Tumor xenograft model in mice

This animal study was approved by the Animal Ethics Committee of XuZhou Central Hospital and conducted in strict accordance with the committee’s guidelines. Sixty male BALB/C nude mice, aged 5–6 weeks, were procured from the Charles River Laboratories (Hunan SJA Laboratory Animal Co., Ltd).

Mice were randomly divided into six groups: PBS group, FKC group, FKC + si-NC group, FKC + si-HSP90B1 group, FKC + pcDNA 3.1 group, and FKC + pcDNA 3.1-HSP90B1 group. The PBS and FKC groups were subcutaneously inoculated with HNE1 cells treated with PBS (2 × 106 cells/mouse), while the other groups received HNE1 cells with either stable knockdown or overexpression of HSP90B1 (2 × 106 cells/mouse). To determine the inhibitory effect of FKC on NPC tumor growth, treatment with FKC (3 mg/kg) was initiated via intraperitoneal injection when tumor volumes reached 70–120 mm3 [28]. The PBS group received an equivalent volume of vehicle solution (0.9% saline containing 4% Dimethyl sulfoxide and 5% Tween 80) as a control. Tumor volumes were measured weekly using calipers, with the volume calculated as length × width2/2. After 4 weeks, mice were euthanized, and tumor tissues were collected for gene analysis.

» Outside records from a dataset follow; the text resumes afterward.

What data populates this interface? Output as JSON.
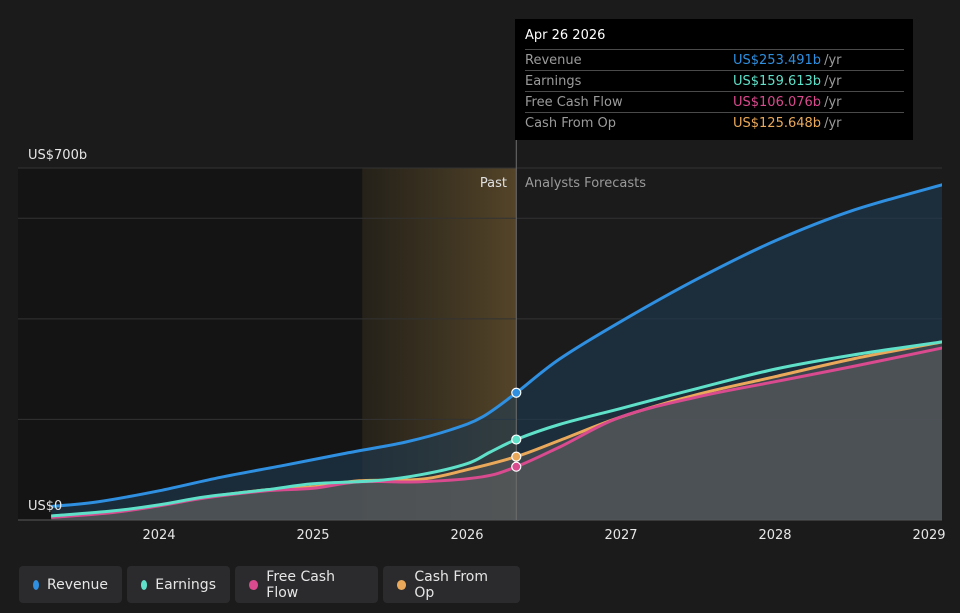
{
  "chart_data": {
    "type": "area",
    "x_start": 2023.3,
    "x_end": 2029.1,
    "xticks": [
      {
        "value": 2024,
        "label": "2024"
      },
      {
        "value": 2025,
        "label": "2025"
      },
      {
        "value": 2026,
        "label": "2026"
      },
      {
        "value": 2027,
        "label": "2027"
      },
      {
        "value": 2028,
        "label": "2028"
      },
      {
        "value": 2029,
        "label": "2029"
      }
    ],
    "ylim": [
      0,
      700
    ],
    "y_top_label": "US$700b",
    "y_bottom_label": "US$0",
    "gridlines": [
      0,
      200,
      400,
      600,
      700
    ],
    "past_label": "Past",
    "forecast_label": "Analysts Forecasts",
    "divider_x": 2026.32,
    "highlight_start": 2025.32,
    "series": [
      {
        "name": "Revenue",
        "key": "revenue",
        "color": "#2f8fe0",
        "points": [
          [
            2023.3,
            27
          ],
          [
            2023.6,
            36
          ],
          [
            2024.0,
            58
          ],
          [
            2024.4,
            85
          ],
          [
            2024.8,
            108
          ],
          [
            2025.2,
            132
          ],
          [
            2025.6,
            155
          ],
          [
            2025.9,
            180
          ],
          [
            2026.1,
            205
          ],
          [
            2026.32,
            253
          ],
          [
            2026.6,
            320
          ],
          [
            2027.0,
            395
          ],
          [
            2027.5,
            480
          ],
          [
            2028.0,
            555
          ],
          [
            2028.5,
            615
          ],
          [
            2029.1,
            668
          ]
        ]
      },
      {
        "name": "Earnings",
        "key": "earnings",
        "color": "#5fe0c8",
        "points": [
          [
            2023.3,
            8
          ],
          [
            2023.7,
            18
          ],
          [
            2024.0,
            30
          ],
          [
            2024.3,
            46
          ],
          [
            2024.7,
            60
          ],
          [
            2025.0,
            72
          ],
          [
            2025.4,
            78
          ],
          [
            2025.7,
            90
          ],
          [
            2026.0,
            112
          ],
          [
            2026.15,
            135
          ],
          [
            2026.32,
            160
          ],
          [
            2026.6,
            190
          ],
          [
            2027.0,
            222
          ],
          [
            2027.5,
            262
          ],
          [
            2028.0,
            300
          ],
          [
            2028.5,
            328
          ],
          [
            2029.1,
            355
          ]
        ]
      },
      {
        "name": "Free Cash Flow",
        "key": "fcf",
        "color": "#d94a8e",
        "points": [
          [
            2023.3,
            5
          ],
          [
            2023.7,
            15
          ],
          [
            2024.0,
            28
          ],
          [
            2024.3,
            44
          ],
          [
            2024.7,
            58
          ],
          [
            2025.0,
            63
          ],
          [
            2025.3,
            76
          ],
          [
            2025.7,
            76
          ],
          [
            2026.1,
            86
          ],
          [
            2026.32,
            106
          ],
          [
            2026.6,
            145
          ],
          [
            2027.0,
            205
          ],
          [
            2027.5,
            245
          ],
          [
            2028.0,
            275
          ],
          [
            2028.5,
            305
          ],
          [
            2029.1,
            343
          ]
        ]
      },
      {
        "name": "Cash From Op",
        "key": "cfo",
        "color": "#eaa95a",
        "points": [
          [
            2023.3,
            6
          ],
          [
            2023.7,
            16
          ],
          [
            2024.0,
            29
          ],
          [
            2024.3,
            45
          ],
          [
            2024.7,
            60
          ],
          [
            2025.0,
            66
          ],
          [
            2025.3,
            78
          ],
          [
            2025.7,
            81
          ],
          [
            2026.0,
            100
          ],
          [
            2026.32,
            126
          ],
          [
            2026.6,
            158
          ],
          [
            2027.0,
            205
          ],
          [
            2027.5,
            250
          ],
          [
            2028.0,
            285
          ],
          [
            2028.5,
            320
          ],
          [
            2029.1,
            355
          ]
        ]
      }
    ]
  },
  "tooltip": {
    "date": "Apr 26 2026",
    "unit": "/yr",
    "rows": [
      {
        "label": "Revenue",
        "value": "US$253.491b",
        "color": "#2f8fe0"
      },
      {
        "label": "Earnings",
        "value": "US$159.613b",
        "color": "#5fe0c8"
      },
      {
        "label": "Free Cash Flow",
        "value": "US$106.076b",
        "color": "#d94a8e"
      },
      {
        "label": "Cash From Op",
        "value": "US$125.648b",
        "color": "#eaa95a"
      }
    ]
  },
  "legend": [
    {
      "label": "Revenue",
      "color": "#2f8fe0"
    },
    {
      "label": "Earnings",
      "color": "#5fe0c8"
    },
    {
      "label": "Free Cash Flow",
      "color": "#d94a8e"
    },
    {
      "label": "Cash From Op",
      "color": "#eaa95a"
    }
  ]
}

To assess the impact of FKC on tumor liver metastasis, HNE1 cells infected with a lentivirus expressing luciferase were used. Post-infection, cells were selected for efficient viral integration and stable luciferase expression using flow cytometry. Mice were intravenously injected with these cells (2 × 106 cells/mouse). Over the subsequent 8 weeks, specific FKC treatment (3 mg/kg) was administered. At the end of the experiment, intraperitoneal injection of luciferin solution (150 mg/kg) was performed for quantitative assessment of tumor metastasis using bioluminescence imaging [29].

Data analysis

Statistical analysis was conducted using SPSS software version 19.0, GraphPad Prism version 5, and ImageJ software. A two-tailed unpaired Student's t-test was used for comparisons between two groups. One-way Analysis of Variance was applied for multiple group comparisons. Pearson correlation analysis was performed to analyze the correlation between two genes. Survival curves were estimated using the Kaplan–Meier method and compared using the log-rank test. Data are presented as mean ± standard deviation (SD). A P-value of less than 0.05 was considered statistically significant.